Alternativen von links?
Obwohl die AfD also an reale Lebenserfahrungen anknüpft, arbeitet sie gleichzeitig an einer autoritären und rassistischen Deutung der Wirklichkeit, mit der sie den öffentlichen Diskurs gezielt nach rechts verschiebt. So taucht Gewalt gegen Frauen bei der AfD nur als Gewalt muslimischer Männer auf, die Antwort auf Zumutungen und Überforderungen der kapitalistischen Ausbeutungsverhältnisse vonseiten der AfD lautet: Rückkehr zu tradierten Rollenmustern anstatt gesellschaftspolitische Alternativen.

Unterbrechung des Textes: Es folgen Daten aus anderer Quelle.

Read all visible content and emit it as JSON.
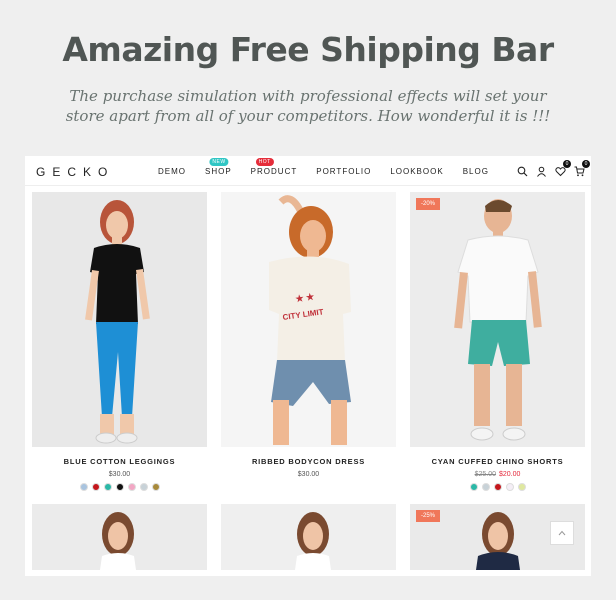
{
  "hero": {
    "title": "Amazing Free Shipping Bar",
    "subtitle": "The purchase simulation with professional effects will set your store apart from all of your competitors. How wonderful it is !!!"
  },
  "nav": {
    "logo": "GECKO",
    "menu": [
      {
        "label": "DEMO"
      },
      {
        "label": "SHOP",
        "badge": "NEW"
      },
      {
        "label": "PRODUCT",
        "badge": "HOT"
      },
      {
        "label": "PORTFOLIO"
      },
      {
        "label": "LOOKBOOK"
      },
      {
        "label": "BLOG"
      }
    ],
    "wishlist_count": "0",
    "cart_count": "0"
  },
  "products": [
    {
      "name": "BLUE COTTON LEGGINGS",
      "price": "$30.00",
      "swatches": [
        "#a9c4df",
        "#c4161c",
        "#2bb8a7",
        "#111111",
        "#f2a7c4",
        "#c8d2d8",
        "#a88a3a"
      ]
    },
    {
      "name": "RIBBED BODYCON DRESS",
      "price": "$30.00"
    },
    {
      "name": "CYAN CUFFED CHINO SHORTS",
      "old_price": "$25.00",
      "price": "$20.00",
      "sale": "-20%",
      "swatches": [
        "#2bb8a7",
        "#c8d2d8",
        "#c4161c",
        "#f4eef6",
        "#dfe8a0"
      ]
    }
  ],
  "second_row": [
    {
      "sale": ""
    },
    {
      "sale": ""
    },
    {
      "sale": "-25%"
    }
  ]
}
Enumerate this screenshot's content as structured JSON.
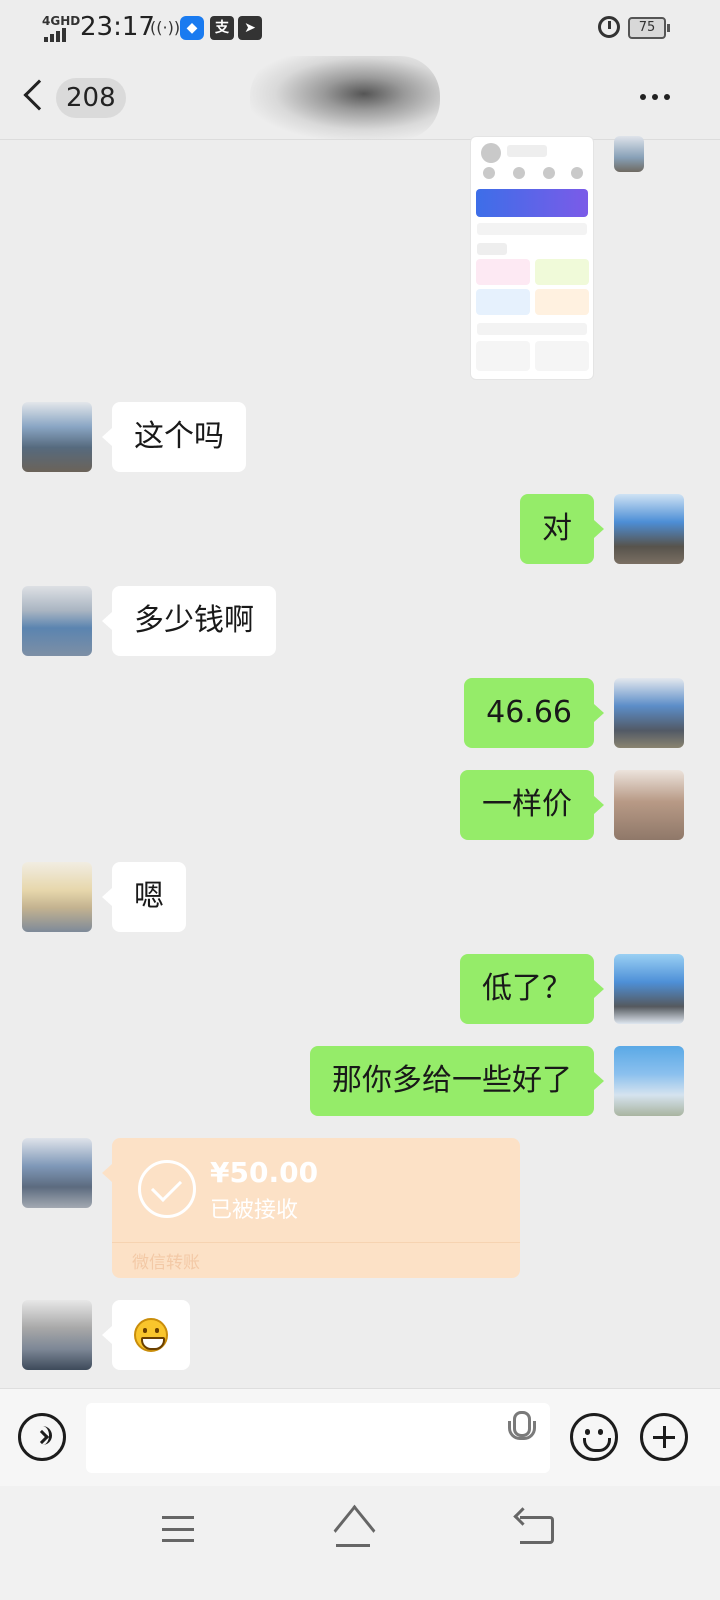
{
  "status_bar": {
    "network": "4GHD",
    "time": "23:17",
    "pay_label": "支",
    "battery": "75"
  },
  "header": {
    "unread_count": "208"
  },
  "messages": {
    "m1": "这个吗",
    "m2": "对",
    "m3": "多少钱啊",
    "m4": "46.66",
    "m5": "一样价",
    "m6": "嗯",
    "m7": "低了？",
    "m8": "那你多给一些好了"
  },
  "transfer": {
    "amount": "¥50.00",
    "status": "已被接收",
    "label": "微信转账"
  },
  "colors": {
    "background": "#ededed",
    "bubble_out": "#95ec69",
    "bubble_in": "#ffffff",
    "transfer_card": "#fce1c6"
  }
}
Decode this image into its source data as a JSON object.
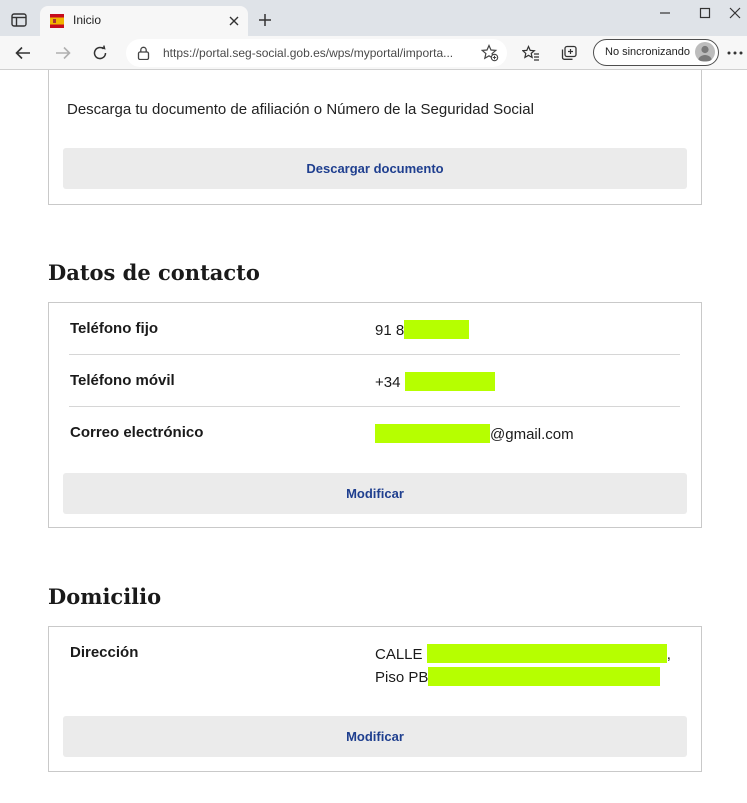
{
  "browser": {
    "tab_title": "Inicio",
    "url": "https://portal.seg-social.gob.es/wps/myportal/importa...",
    "sync_label": "No sincronizando"
  },
  "affiliation": {
    "description": "Descarga tu documento de afiliación o Número de la Seguridad Social",
    "download_button": "Descargar documento"
  },
  "contact": {
    "heading": "Datos de contacto",
    "rows": [
      {
        "label": "Teléfono fijo",
        "value_prefix": "91 8",
        "value_suffix": ""
      },
      {
        "label": "Teléfono móvil",
        "value_prefix": "+34",
        "value_suffix": ""
      },
      {
        "label": "Correo electrónico",
        "value_prefix": "",
        "value_suffix": "@gmail.com"
      }
    ],
    "modify_button": "Modificar"
  },
  "address": {
    "heading": "Domicilio",
    "label": "Dirección",
    "line1_prefix": "CALLE",
    "line1_suffix": ",",
    "line2_prefix": "Piso PB",
    "modify_button": "Modificar"
  },
  "colors": {
    "accent_text": "#1f3f8f",
    "redaction": "#b6ff00",
    "button_bg": "#ebebeb"
  },
  "icons": [
    "tab-actions-icon",
    "spain-flag-icon",
    "close-icon",
    "plus-icon",
    "minimize-icon",
    "maximize-icon",
    "back-arrow-icon",
    "forward-arrow-icon",
    "refresh-icon",
    "lock-icon",
    "add-favorite-icon",
    "favorites-icon",
    "collections-icon",
    "profile-avatar-icon",
    "more-icon"
  ]
}
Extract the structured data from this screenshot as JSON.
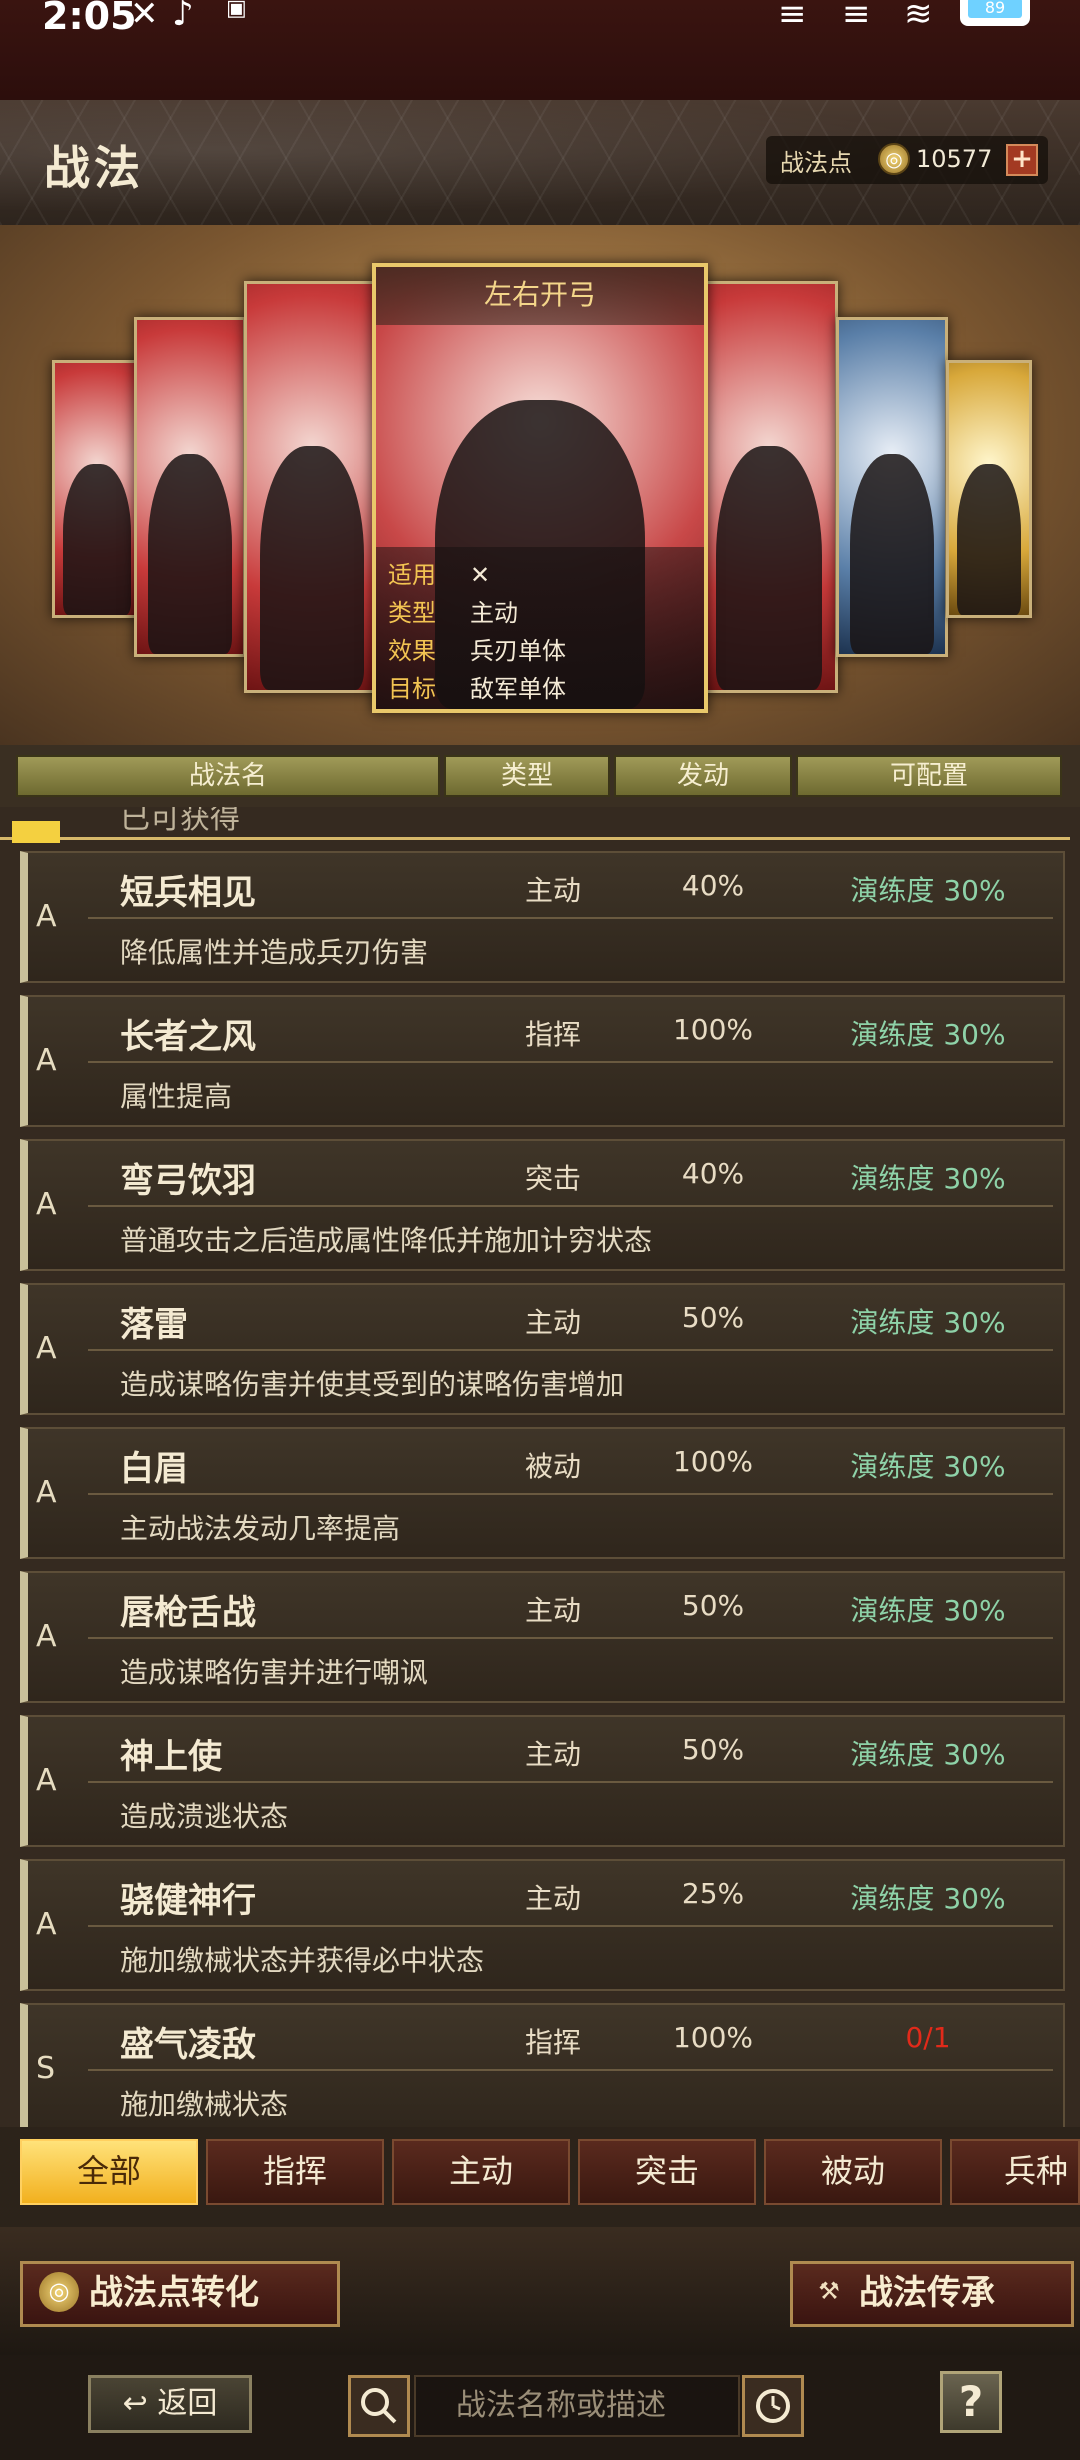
{
  "status_bar": {
    "time": "2:05",
    "battery": "89"
  },
  "header": {
    "title": "战法",
    "points_label": "战法点",
    "points_value": "10577",
    "add_icon": "plus-icon"
  },
  "featured_card": {
    "title": "左右开弓",
    "info": [
      {
        "key": "适用",
        "value": ""
      },
      {
        "key": "类型",
        "value": "主动"
      },
      {
        "key": "效果",
        "value": "兵刃单体"
      },
      {
        "key": "目标",
        "value": "敌军单体"
      }
    ]
  },
  "table": {
    "headers": [
      "战法名",
      "类型",
      "发动",
      "可配置"
    ],
    "partial_row_text": "已可获得",
    "rows": [
      {
        "grade": "A",
        "name": "短兵相见",
        "type": "主动",
        "rate": "40%",
        "status": "演练度 30%",
        "desc": "降低属性并造成兵刃伤害"
      },
      {
        "grade": "A",
        "name": "长者之风",
        "type": "指挥",
        "rate": "100%",
        "status": "演练度 30%",
        "desc": "属性提高"
      },
      {
        "grade": "A",
        "name": "弯弓饮羽",
        "type": "突击",
        "rate": "40%",
        "status": "演练度 30%",
        "desc": "普通攻击之后造成属性降低并施加计穷状态"
      },
      {
        "grade": "A",
        "name": "落雷",
        "type": "主动",
        "rate": "50%",
        "status": "演练度 30%",
        "desc": "造成谋略伤害并使其受到的谋略伤害增加"
      },
      {
        "grade": "A",
        "name": "白眉",
        "type": "被动",
        "rate": "100%",
        "status": "演练度 30%",
        "desc": "主动战法发动几率提高"
      },
      {
        "grade": "A",
        "name": "唇枪舌战",
        "type": "主动",
        "rate": "50%",
        "status": "演练度 30%",
        "desc": "造成谋略伤害并进行嘲讽"
      },
      {
        "grade": "A",
        "name": "神上使",
        "type": "主动",
        "rate": "50%",
        "status": "演练度 30%",
        "desc": "造成溃逃状态"
      },
      {
        "grade": "A",
        "name": "骁健神行",
        "type": "主动",
        "rate": "25%",
        "status": "演练度 30%",
        "desc": "施加缴械状态并获得必中状态"
      },
      {
        "grade": "S",
        "name": "盛气凌敌",
        "type": "指挥",
        "rate": "100%",
        "status": "0/1",
        "desc": "施加缴械状态"
      }
    ]
  },
  "tabs": [
    "全部",
    "指挥",
    "主动",
    "突击",
    "被动",
    "兵种"
  ],
  "actions": {
    "convert": "战法点转化",
    "inherit": "战法传承"
  },
  "footer": {
    "back": "返回",
    "search_placeholder": "战法名称或描述",
    "help": "?"
  },
  "colors": {
    "accent_gold": "#f2b01e",
    "status_green": "#8ed2a8",
    "status_red": "#e12a1a"
  }
}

Genau hier müssen ein linker Feminismus und linke Familienpolitik (vgl. Steckner in diesem Heft) ansetzen. Während die Rechte die gesellschaftspolitischen (Herrschafts-)Verhältnisse im Prinzip unangetastet lassen will, muss die Linke solidarische und inklusive Alternativen aufzeigen. Sie muss versuchen, die genannten Alltagserfahrungen der Menschen aufzugreifen, diese aber in einem progressiven Sinne interpretieren. Für die Entwicklung solidarischer Alternativen bedarf es eines Zugangs, der die gemeinsamen Erfahrungen der Subalternen in den Mittelpunkt stellt und damit individuelle und gesellschaftspolitische Emanzipationsvorstellungen zusammenbringt. Hier liegt eine Aufgabe von linkem Feminismus und der Linken generell.